Unlike traditional jazz styles such as bebop and hard bop where melodic improvisation was limited and structured within certain scales or chord progressions, modal Jazz uses musical ‘modes’ as a harmonic framework. Modal Jazz is a texture of elements that has more liberating and colourful sounds. The appeal of modal jazz was also to “escape from the traditional jazz style of playing constant chords changes, which were felt to hamstring the soloist, and provide a sparse, less cluttered background solos, providing maximum flexibility and expressiveness” (Driscoll 2002) Therefore it allows performers to improvise over static chords and harmonies with broader and freer melodic possibilities, expanding their creativity.
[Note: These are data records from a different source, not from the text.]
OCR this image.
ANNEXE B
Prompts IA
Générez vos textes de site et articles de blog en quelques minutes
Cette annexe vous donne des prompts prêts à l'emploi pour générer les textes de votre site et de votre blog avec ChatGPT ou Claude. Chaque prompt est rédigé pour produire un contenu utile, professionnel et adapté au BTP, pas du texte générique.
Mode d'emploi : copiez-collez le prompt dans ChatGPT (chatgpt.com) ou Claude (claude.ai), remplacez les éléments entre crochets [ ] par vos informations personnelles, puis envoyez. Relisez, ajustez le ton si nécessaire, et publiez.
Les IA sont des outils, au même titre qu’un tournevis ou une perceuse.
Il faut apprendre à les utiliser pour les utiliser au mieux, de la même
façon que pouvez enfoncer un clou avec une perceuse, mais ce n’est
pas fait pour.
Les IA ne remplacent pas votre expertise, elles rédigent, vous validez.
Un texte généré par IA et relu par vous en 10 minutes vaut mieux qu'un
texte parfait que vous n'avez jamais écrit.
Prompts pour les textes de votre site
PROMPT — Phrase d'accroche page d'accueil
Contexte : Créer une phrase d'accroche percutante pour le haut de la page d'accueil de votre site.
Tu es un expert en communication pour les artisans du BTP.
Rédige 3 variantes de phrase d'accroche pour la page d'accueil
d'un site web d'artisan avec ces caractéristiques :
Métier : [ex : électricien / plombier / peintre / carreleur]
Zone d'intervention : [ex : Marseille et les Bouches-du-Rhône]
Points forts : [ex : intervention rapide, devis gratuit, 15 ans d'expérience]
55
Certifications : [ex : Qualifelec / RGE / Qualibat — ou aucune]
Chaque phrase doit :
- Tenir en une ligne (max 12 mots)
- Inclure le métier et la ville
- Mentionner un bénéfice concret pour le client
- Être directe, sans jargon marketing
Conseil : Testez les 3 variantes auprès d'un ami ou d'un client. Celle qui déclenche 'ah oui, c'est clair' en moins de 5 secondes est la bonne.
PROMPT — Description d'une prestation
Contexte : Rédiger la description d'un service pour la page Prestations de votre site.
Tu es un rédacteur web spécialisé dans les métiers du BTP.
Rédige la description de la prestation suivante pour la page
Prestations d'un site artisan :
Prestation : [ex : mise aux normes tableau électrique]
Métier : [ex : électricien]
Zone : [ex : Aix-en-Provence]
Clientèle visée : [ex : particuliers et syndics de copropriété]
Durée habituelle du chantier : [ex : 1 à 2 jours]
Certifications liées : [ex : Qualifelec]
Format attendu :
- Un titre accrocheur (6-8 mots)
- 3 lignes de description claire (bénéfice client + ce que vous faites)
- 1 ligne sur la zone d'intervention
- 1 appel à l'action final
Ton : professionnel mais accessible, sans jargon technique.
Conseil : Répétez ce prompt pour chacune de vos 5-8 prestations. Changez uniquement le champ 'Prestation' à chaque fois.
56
The early twentieth-century impressionist composers such as Erik Satie and Debussy heavily influenced Davis’ modal jazz concept. Especially, Bill Evans, the pianist of Davis’ band was strongly influenced by Raven and Debussy. Evans’ piano style was a fundamental part in the creation of the modal concept in Kind of Blue. He successfully “modified the jazz piano role by playing chords without the root and experimenting with voicings to create new colours and sonorities influenced by Impressionist music” (Bernal 2007)
Kind of Blue (1959) is known as one of bestselling jazz albums of all time as well as Miles Davis’s first album based on modal scale. It is an exploration of the potentials of modal jazz in relation to improvisation, innovation and expressivity. The album successfully indicated a clear break from the conventional bebop style where the melodic improvisation was limited and structured within simple chord progressions and scales. Two tracks that are regarded as most quintessential examples of modal jazz on Kind of Blue are ‘So What’ and ‘Flamenco Sketches’. ‘So What’ is based on two Dorian scales arranged in a 32-bar AABA form and‘ Flamenco Sketches’ is an extended improvisation based on a series of five modes.
'So What' by Miles Davis from his album Kind of Blue (1959)
"So What" is the first of the album where Davis' new modal concept is evident. The introduction is played, in rubato style, by the pianist and the bassist, over which Evans play mainly second inversion triads supported by Chambers, who most the time is doubling the lower voice of the piano. The resulting sound brings immediately to mind the impressionist colours as heard in Satie's "Première Gymnopédie" which is the signature of the traditional modal style. 'The melody is often a call-and-response pattern wherein the bass plays a phrase emphasizing the notes and the mode, and a response, trumpet, alto saxophone, and tenor saxophone play two oscilliating chords as a riff' (Bernal 2007)
Modal Jazz continues to influence many aspects of of contemporary music. Miles Davis successfully transformed traditional jazz styles such as bebop towards more innovative and expressive new form of music; modal jazz, enriching the capabilities for sound, articulation, phrasing, language and techniques of contemporary music.
By Minji Hur
- Barrett, S. 2006, ‘Kind of Blue and the economy of Modal Jazz’, Popular Music, vol. 25, no. 2, pp.185-200.
- Bernal,L.C. 2007, Miles Davis: The Road to Modal Jazz, University of North Texas, Texas, viewed 25 April 2011 http://digital.library.unt.edu/ark:/67531/metadc3693/m1/1/high_res_d/thesis.pdf
- Driscoll, E. 2002, Kind of Blue: The Making of the Miles Davis Masterpiece, Blog Critics, viewed 25 April 2011, http://blogcritics.org/books/article/kind-of-blue-the-making-of/
- Williams, R. 2009, The Blue Moment: Miles Davis’s Kind of Blue and the Remaking of Modern Music, Faber and Faber, London.